Der R,Tsao-Wei DD,Demeester T,Peters J,Groshen S,Lord RV,Chandrasoma P

Abstract

This series consists of 141 patients in whom cardiac mucosa (CM) was present in biopsy samples from the gastroesophageal junctional region. Inflammation of CM, irrespective of its exact anatomic location, was defined as carditis and classified as acute or chronic based on the number of inflammatory cells present. In all cases, CM showed significant chronic inflammation. One hundred and eleven (79%) of the 141 patients with carditis showed no evidence of gastritis in biopsy samples from the gastric antrum and body. Helicobacter pylori was present in 20 of 141 (14%) patients; of these, 17 had evidence of a pangastritis, with 15 of these patients also showing H. pylori in CM. Patients with severe chronic inflammation in CM had a significantly higher acid exposure of the lower esophagus as quantitated by a 24-hour pH test than those with mild chronic inflammation in CM. Acute inflammation was uncommon in CM; it was present in only 26 of 141 (18.4%) patients. There was no significant difference in acid exposure of the lower esophagus between patients with and without acute inflammation in CM. The presence of acute inflammation in CM was significantly associated with distal gastritis and H. pylori infection.
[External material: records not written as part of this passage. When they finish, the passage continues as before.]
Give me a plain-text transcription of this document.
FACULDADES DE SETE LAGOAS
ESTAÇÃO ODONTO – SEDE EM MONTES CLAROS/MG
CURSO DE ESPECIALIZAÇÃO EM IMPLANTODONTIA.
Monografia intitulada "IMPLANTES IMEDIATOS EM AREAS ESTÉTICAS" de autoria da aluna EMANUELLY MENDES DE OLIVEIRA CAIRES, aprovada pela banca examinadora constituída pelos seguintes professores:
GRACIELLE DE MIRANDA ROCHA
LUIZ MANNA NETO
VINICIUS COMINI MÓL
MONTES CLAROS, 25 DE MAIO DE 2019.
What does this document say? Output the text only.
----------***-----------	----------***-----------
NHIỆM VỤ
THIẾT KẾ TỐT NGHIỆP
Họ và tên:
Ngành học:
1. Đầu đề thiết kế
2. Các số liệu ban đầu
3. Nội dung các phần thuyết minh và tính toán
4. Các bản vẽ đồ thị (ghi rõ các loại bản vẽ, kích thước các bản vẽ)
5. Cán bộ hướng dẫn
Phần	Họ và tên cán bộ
Men with carditis had quantitatively higher acid exposure of the lower esophagus than did women with this disorder. This difference was greatest in men with severe inflammation in CM who had no evidence of distal gastritis. These findings provide evidence that chronic inflammation in CM is strongly associated with acid reflux and that H. pylori is not a significant etiologic factor in carditis. They also show that in patients with CM in whom H. pylori gastritis develops, the infection frequently spreads to involve CM, resulting in acute inflammation with neutrophils that is superimposed on the chronic inflammation already present.